First of all, I played the game. I'm not sure how many of those who condemn the dev, did that. It's a very bare-bones, but functional, top-down shooter. It also has a door/key system and a simple story. It comes with clear instructions and a help screen, and it works. Additionally, there was gameplay footage available to everyone who considered making the purchase, so customers knew what they were getting.
The people who "complained" about the game, paid between 9 cents and a dollar for it, depending on where they got it from. The game is worth that. Yes it's very bare-bones, yes it could have been slapped together on a weekend (though. given that it was the dev's first game, I don't think it was), but a dollar (or a fraction of that) for a weekend's worth of work is _very_ far from greedy. If you don't think so, then please give me your phone number, I would like to immediately hire you for all kinds of stuff.
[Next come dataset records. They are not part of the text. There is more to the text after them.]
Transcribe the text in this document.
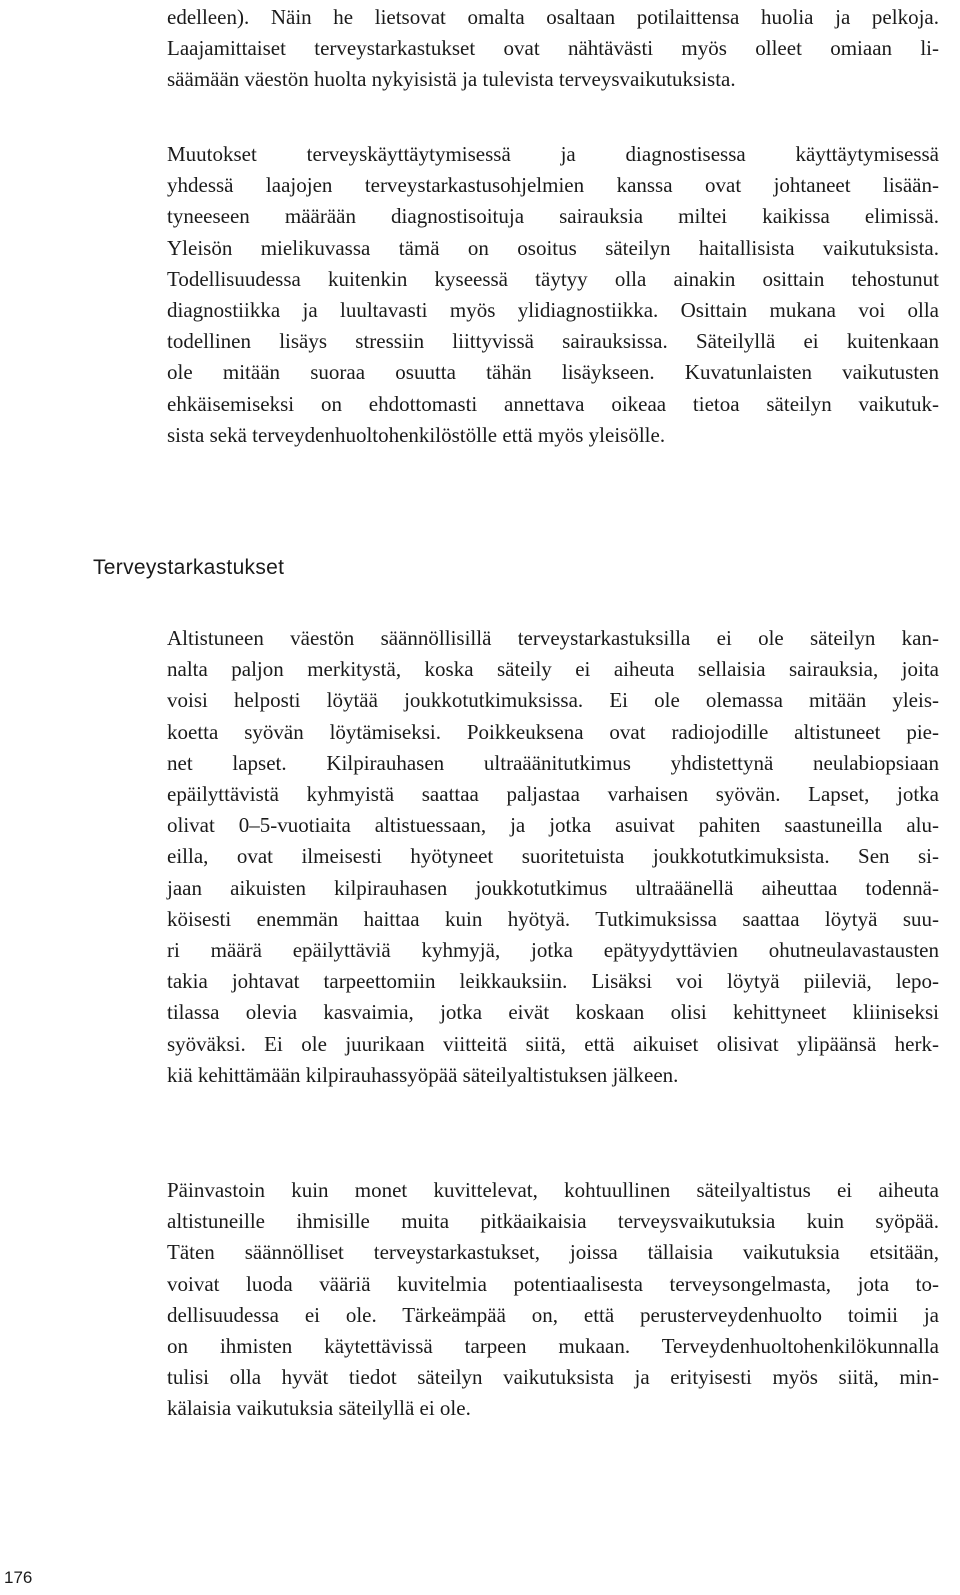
edelleen). Näin he lietsovat omalta osaltaan potilaittensa huolia ja pelkoja.
Laajamittaiset terveystarkastukset ovat nähtävästi myös olleet omiaan li-
säämään väestön huolta nykyisistä ja tulevista terveysvaikutuksista.

Muutokset terveyskäyttäytymisessä ja diagnostisessa käyttäytymisessä
yhdessä laajojen terveystarkastusohjelmien kanssa ovat johtaneet lisään-
tyneeseen määrään diagnostisoituja sairauksia miltei kaikissa elimissä.
Yleisön mielikuvassa tämä on osoitus säteilyn haitallisista vaikutuksista.
Todellisuudessa kuitenkin kyseessä täytyy olla ainakin osittain tehostunut
diagnostiikka ja luultavasti myös ylidiagnostiikka. Osittain mukana voi olla
todellinen lisäys stressiin liittyvissä sairauksissa. Säteilyllä ei kuitenkaan
ole mitään suoraa osuutta tähän lisäykseen. Kuvatunlaisten vaikutusten
ehkäisemiseksi on ehdottomasti annettava oikeaa tietoa säteilyn vaikutuk-
sista sekä terveydenhuoltohenkilöstölle että myös yleisölle.

Terveystarkastukset

Altistuneen väestön säännöllisillä terveystarkastuksilla ei ole säteilyn kan-
nalta paljon merkitystä, koska säteily ei aiheuta sellaisia sairauksia, joita
voisi helposti löytää joukkotutkimuksissa. Ei ole olemassa mitään yleis-
koetta syövän löytämiseksi. Poikkeuksena ovat radiojodille altistuneet pie-
net lapset. Kilpirauhasen ultraäänitutkimus yhdistettynä neulabiopsiaan
epäilyttävistä kyhmyistä saattaa paljastaa varhaisen syövän. Lapset, jotka
olivat 0–5-vuotiaita altistuessaan, ja jotka asuivat pahiten saastuneilla alu-
eilla, ovat ilmeisesti hyötyneet suoritetuista joukkotutkimuksista. Sen si-
jaan aikuisten kilpirauhasen joukkotutkimus ultraäänellä aiheuttaa todennä-
köisesti enemmän haittaa kuin hyötyä. Tutkimuksissa saattaa löytyä suu-
ri määrä epäilyttäviä kyhmyjä, jotka epätyydyttävien ohutneulavastausten
takia johtavat tarpeettomiin leikkauksiin. Lisäksi voi löytyä piileviä, lepo-
tilassa olevia kasvaimia, jotka eivät koskaan olisi kehittyneet kliiniseksi
syöväksi. Ei ole juurikaan viitteitä siitä, että aikuiset olisivat ylipäänsä herk-
kiä kehittämään kilpirauhassyöpää säteilyaltistuksen jälkeen.

Päinvastoin kuin monet kuvittelevat, kohtuullinen säteilyaltistus ei aiheuta
altistuneille ihmisille muita pitkäaikaisia terveysvaikutuksia kuin syöpää.
Täten säännölliset terveystarkastukset, joissa tällaisia vaikutuksia etsitään,
voivat luoda vääriä kuvitelmia potentiaalisesta terveysongelmasta, jota to-
dellisuudessa ei ole. Tärkeämpää on, että perusterveydenhuolto toimii ja
on ihmisten käytettävissä tarpeen mukaan. Terveydenhuoltohenkilökunnalla
tulisi olla hyvät tiedot säteilyn vaikutuksista ja erityisesti myös siitä, min-
kälaisia vaikutuksia säteilyllä ei ole.

176
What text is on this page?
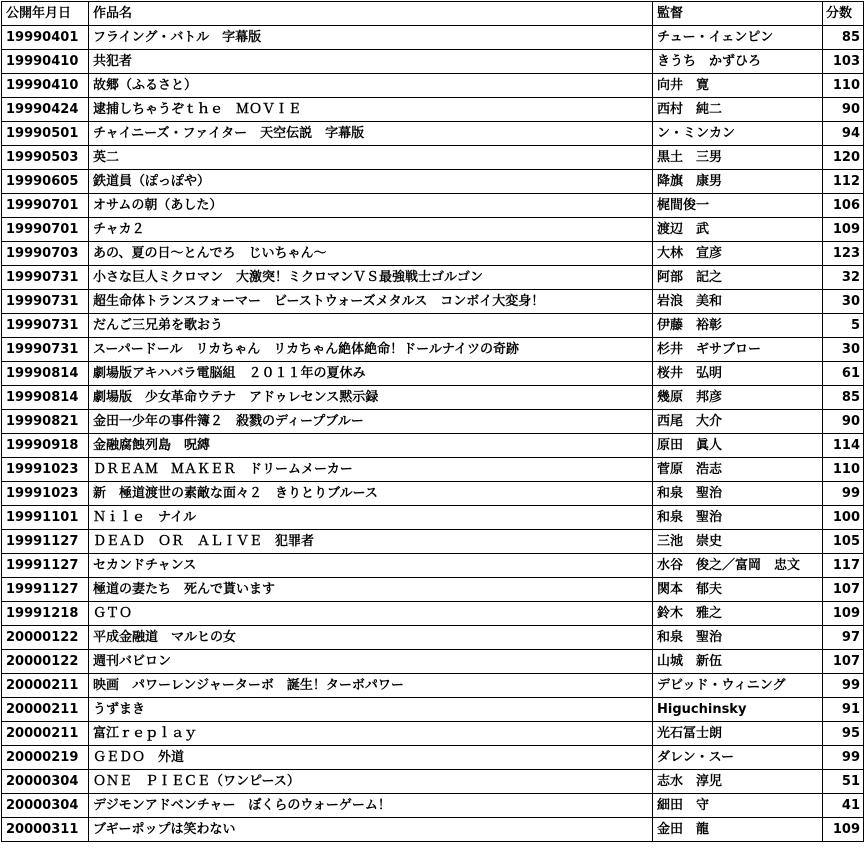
公開年月日	作品名	監督	分数
19990401	フライング・バトル　字幕版	チュー・イェンピン	85
19990410	共犯者	きうち　かずひろ	103
19990410	故郷（ふるさと）	向井　寛	110
19990424	逮捕しちゃうぞｔｈｅ　ＭＯＶＩＥ	西村　純二	90
19990501	チャイニーズ・ファイター　天空伝説　字幕版	ン・ミンカン	94
19990503	英二	黒土　三男	120
19990605	鉄道員（ぽっぽや）	降旗　康男	112
19990701	オサムの朝（あした）	梶間俊一	106
19990701	チャカ２	渡辺　武	109
19990703	あの、夏の日～とんでろ　じいちゃん～	大林　宣彦	123
19990731	小さな巨人ミクロマン　大激突！ミクロマンＶＳ最強戦士ゴルゴン	阿部　記之	32
19990731	超生命体トランスフォーマー　ビーストウォーズメタルス　コンボイ大変身！	岩浪　美和	30
19990731	だんご三兄弟を歌おう	伊藤　裕彰	5
19990731	スーパードール　リカちゃん　リカちゃん絶体絶命！ドールナイツの奇跡	杉井　ギサブロー	30
19990814	劇場版アキハバラ電脳組　２０１１年の夏休み	桜井　弘明	61
19990814	劇場版　少女革命ウテナ　アドゥレセンス黙示録	幾原　邦彦	85
19990821	金田一少年の事件簿２　殺戮のディープブルー	西尾　大介	90
19990918	金融腐蝕列島　呪縛	原田　眞人	114
19991023	ＤＲＥＡＭ　ＭＡＫＥＲ　ドリームメーカー	菅原　浩志	110
19991023	新　極道渡世の素敵な面々２　きりとりブルース	和泉　聖治	99
19991101	Ｎｉｌｅ　ナイル	和泉　聖治	100
19991127	ＤＥＡＤ　ＯＲ　ＡＬＩＶＥ　犯罪者	三池　崇史	105
19991127	セカンドチャンス	水谷　俊之／富岡　忠文	117
19991127	極道の妻たち　死んで貰います	関本　郁夫	107
19991218	ＧＴＯ	鈴木　雅之	109
20000122	平成金融道　マルヒの女	和泉　聖治	97
20000122	週刊バビロン	山城　新伍	107
20000211	映画　パワーレンジャーターボ　誕生！ターボパワー	デビッド・ウィニング	99
20000211	うずまき	Higuchinsky	91
20000211	富江ｒｅｐｌａｙ	光石冨士朗	95
20000219	ＧＥＤＯ　外道	ダレン・スー	99
20000304	ＯＮＥ　ＰＩＥＣＥ（ワンピース）	志水　淳児	51
20000304	デジモンアドベンチャー　ぼくらのウォーゲーム！	細田　守	41
20000311	ブギーポップは笑わない	金田　龍	109
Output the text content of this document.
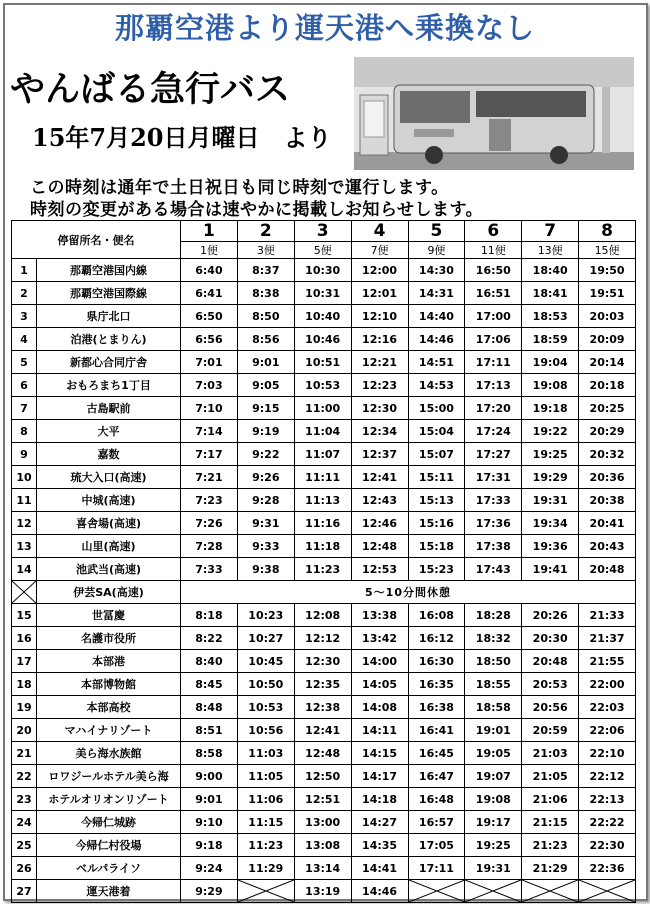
那覇空港より運天港へ乗換なし
やんばる急行バス
15年7月20日月曜日　より
この時刻は通年で土日祝日も同じ時刻で運行します。
時刻の変更がある場合は速やかに掲載しお知らせします。
停留所名・便名		1	2	3	4	5	6	7	8
		1便	3便	5便	7便	9便	11便	13便	15便
1	那覇空港国内線	6:40	8:37	10:30	12:00	14:30	16:50	18:40	19:50
2	那覇空港国際線	6:41	8:38	10:31	12:01	14:31	16:51	18:41	19:51
3	県庁北口	6:50	8:50	10:40	12:10	14:40	17:00	18:53	20:03
4	泊港(とまりん)	6:56	8:56	10:46	12:16	14:46	17:06	18:59	20:09
5	新都心合同庁舎	7:01	9:01	10:51	12:21	14:51	17:11	19:04	20:14
6	おもろまち1丁目	7:03	9:05	10:53	12:23	14:53	17:13	19:08	20:18
7	古島駅前	7:10	9:15	11:00	12:30	15:00	17:20	19:18	20:25
8	大平	7:14	9:19	11:04	12:34	15:04	17:24	19:22	20:29
9	嘉数	7:17	9:22	11:07	12:37	15:07	17:27	19:25	20:32
10	琉大入口(高速)	7:21	9:26	11:11	12:41	15:11	17:31	19:29	20:36
11	中城(高速)	7:23	9:28	11:13	12:43	15:13	17:33	19:31	20:38
12	喜舎場(高速)	7:26	9:31	11:16	12:46	15:16	17:36	19:34	20:41
13	山里(高速)	7:28	9:33	11:18	12:48	15:18	17:38	19:36	20:43
14	池武当(高速)	7:33	9:38	11:23	12:53	15:23	17:43	19:41	20:48

	伊芸SA(高速)	5～10分間休憩							
15	世冨慶	8:18	10:23	12:08	13:38	16:08	18:28	20:26	21:33
16	名護市役所	8:22	10:27	12:12	13:42	16:12	18:32	20:30	21:37
17	本部港	8:40	10:45	12:30	14:00	16:30	18:50	20:48	21:55
18	本部博物館	8:45	10:50	12:35	14:05	16:35	18:55	20:53	22:00
19	本部高校	8:48	10:53	12:38	14:08	16:38	18:58	20:56	22:03
20	マハイナリゾート	8:51	10:56	12:41	14:11	16:41	19:01	20:59	22:06
21	美ら海水族館	8:58	11:03	12:48	14:15	16:45	19:05	21:03	22:10
22	ロワジールホテル美ら海	9:00	11:05	12:50	14:17	16:47	19:07	21:05	22:12
23	ホテルオリオンリゾート	9:01	11:06	12:51	14:18	16:48	19:08	21:06	22:13
24	今帰仁城跡	9:10	11:15	13:00	14:27	16:57	19:17	21:15	22:22
25	今帰仁村役場	9:18	11:23	13:08	14:35	17:05	19:25	21:23	22:30
26	ベルパライソ	9:24	11:29	13:14	14:41	17:11	19:31	21:29	22:36
27	運天港着	9:29		13:19	14:46	
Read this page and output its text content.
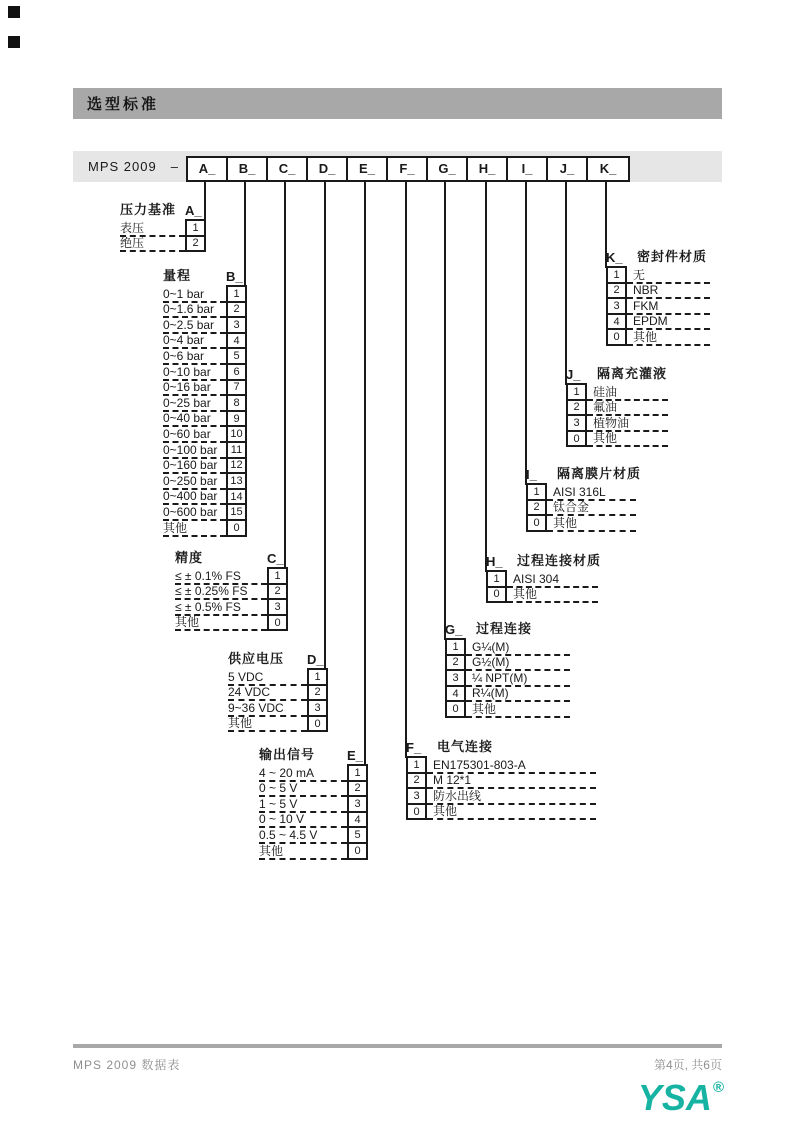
选型标准
MPS 2009 –	A_	B_	C_	D_	E_	F_	G_	H_	I_	J_	K_
压力基准 A_
表压	1
绝压	2
量程	B_
0~1 bar	1
0~1.6 bar	2
0~2.5 bar	3
0~4 bar	4
0~6 bar	5
0~10 bar	6
0~16 bar	7
0~25 bar	8
0~40 bar	9
0~60 bar	10
0~100 bar	11
0~160 bar	12
0~250 bar	13
0~400 bar	14
0~600 bar	15
其他	0
精度	C_
≤ ± 0.1% FS	1
≤ ± 0.25% FS	2
≤ ± 0.5% FS	3
其他	0
供应电压 D_
5 VDC	1
24 VDC	2
9~36 VDC	3
其他	0
输出信号 E_
4 ~ 20 mA	1
0 ~ 5 V	2
1 ~ 5 V	3
0 ~ 10 V	4
0.5 ~ 4.5 V	5
其他	0
F_	电气连接
1	EN175301-803-A
2	M 12*1
3	防水出线
0	其他
G_ 过程连接
1	G¼(M)
2	G½(M)
3	¼ NPT(M)
4	R¼(M)
0	其他
H_	过程连接材质
1	AISI 304
0	其他
I_	隔离膜片材质
1	AISI 316L
2	钛合金
0	其他
J_	隔离充灌液
1	硅油
2	氟油
3	植物油
0	其他
K_	密封件材质
1	无
2	NBR
3	FKM
4	EPDM
0	其他
MPS 2009 数据表	第4页, 共6页
YSA®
I agree that the dev overestimated the quality of his game, and underestimated the criticism he was likely to receive. That said, as far as I could see, he was actually pretty considerate about it at first. As ET3D mentioned above, his first post in which he explained his withdrawal was rather tame. That didn't stop the community from further escalating things until he snapped. Picturing him as "a manchild who didn't get his gold star", in your own words, is part of that.
I'm sorry, but this is not a case of customers being dissatisfied with a product they paid good money for. This is a case of a dev delivering a decent first effort, but overestimating the quality of his product, and then facing a wall of trolls who were happy to find a victim for yet another shitstorm (and a youtube personality who thrives on those). It doesn't help to blame only one party, imho.